Session: Navigating an Integrated Personal and Scholarly Identity: Experiences of Participatory Action Research Scholars of Color (Society for Social Work and Research 24th Annual Conference - Reducing Racial and Economic Inequality)

11 Navigating an Integrated Personal and Scholarly Identity: Experiences of Participatory Action Research Scholars of Color

Thursday, January 16, 2020: 1:30 PM-3:00 PM
Independence BR H, ML 4 (Marriott Marquis Washington DC)
Cluster: Race and Ethnicity (R&E)
Catherine Kramer, LMSW, MPA, State University of New York at Albany, Darren Cosgrove, LMSW, State University of New York at Albany, Anindita Bhattacharya, MSW, Columbia University School of Social Work, Carolina Velez-Grau, LCSW, Columbia University and David Camacho, MSW, MSG, Columbia University
Participatory Action Research and Community-Based Participatory Research (collectively PAR) require academic researchers to partner with disenfranchised communities to develop research questions, design approaches to collect data, and analyze that data in service of community transformation. These approaches address inequities by emphasizing emic knowledge and promoting partnerships between communities and researchers.

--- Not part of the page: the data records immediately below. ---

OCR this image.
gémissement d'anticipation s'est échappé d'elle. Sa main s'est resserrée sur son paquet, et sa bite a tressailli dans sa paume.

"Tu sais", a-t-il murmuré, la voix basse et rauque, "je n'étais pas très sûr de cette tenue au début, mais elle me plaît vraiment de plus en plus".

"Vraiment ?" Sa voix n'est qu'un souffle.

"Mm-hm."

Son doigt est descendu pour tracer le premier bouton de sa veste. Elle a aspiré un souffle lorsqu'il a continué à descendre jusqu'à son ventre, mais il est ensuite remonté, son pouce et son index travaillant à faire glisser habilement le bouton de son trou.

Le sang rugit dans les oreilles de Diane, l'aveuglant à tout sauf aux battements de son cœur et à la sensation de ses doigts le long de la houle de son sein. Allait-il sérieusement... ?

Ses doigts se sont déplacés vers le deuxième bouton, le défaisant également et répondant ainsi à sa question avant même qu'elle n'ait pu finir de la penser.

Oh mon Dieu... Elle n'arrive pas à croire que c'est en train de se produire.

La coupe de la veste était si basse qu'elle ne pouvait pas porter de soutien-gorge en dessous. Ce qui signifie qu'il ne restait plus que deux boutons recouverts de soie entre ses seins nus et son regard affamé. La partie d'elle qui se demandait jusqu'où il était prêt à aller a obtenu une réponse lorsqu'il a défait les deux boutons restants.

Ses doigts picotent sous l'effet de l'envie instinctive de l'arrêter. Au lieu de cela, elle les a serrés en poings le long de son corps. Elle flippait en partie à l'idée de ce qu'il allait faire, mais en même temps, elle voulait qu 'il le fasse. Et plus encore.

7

Despite growing knowledge of PAR methods, little is known about the scholars who undertake this work and what supports or inhibits it. In particular, the experiences of scholars of color are underrepresented.

This roundtable discussion is grounded in findings from a phenomenological study of social work doctoral students and pre-tenured faculty who conduct PAR within the U.S. Findings are based on individual semi-structured interviews as well as group discussion and activities that explored the barriers and facilitators encountered by PAR scholars.

The study's investigators will highlight key findings from participants of color. Reflecting on the findings, panelists will share their experiences conducting PAR and the ways in which they converge or diverge from the findings. Discussion includes:

Racial and Ethnic Identity Motivates PAR Scholars of Color: Scholars pursuing PAR often do so because of their own personal experiences of racial and ethnic marginalization. As researchers, these scholars remain committed to community-based work that centers the emic knowledge of communities of color and that addresses racism and white supremacy through the approaches to inquiry that they use. Panelists will discuss their motivations to pursue their research agendas, particularly the underrepresentation of both scholars and communities of color in research.

Academic Institutions Challenge PAR Scholars of Color: Scholars of color report overt and covert racism and microaggressions within academic institutions, though entry into these institutions can distance them from their communities of origin. Additionally, scholars of color experience institutional skepticism when they pursue unconventional approaches to research like PAR. Consequently, despite personal motivation, some scholars of color and others describe considering whether they can risk further marginalization by pursuing their methodologies of choice. Precipitated by movement through academia, panelists will share how their identities have shifted in ways that result in both experiences of privilege and marginalization.

Productivity Measures and Perceptions of PAR Illegitimacy Curtail Research: Productivity measured by factors such as publication count often disadvantages PAR scholars. Relationship building and the processes central to carrying out PAR are time-intensive. These methodologies are also viewed within academia as less legitimate than conventional forms of research. Panelists will share how productivity and perceptions of illegitimacy challenge their ability to pursue PAR, even if these methodologies are appropriate for answering their questions and centering the voices of communities of color.

This roundtable will: (1) provide findings from the study specific to scholars of color; (2) offer panelist reflections on the convergence and divergence of the findings from their individual experiences; and (3) make recommendations on how to advance a new research ethic that enhances the voices of communities of color, as well as promotes academic growth and recognition among scholars of color.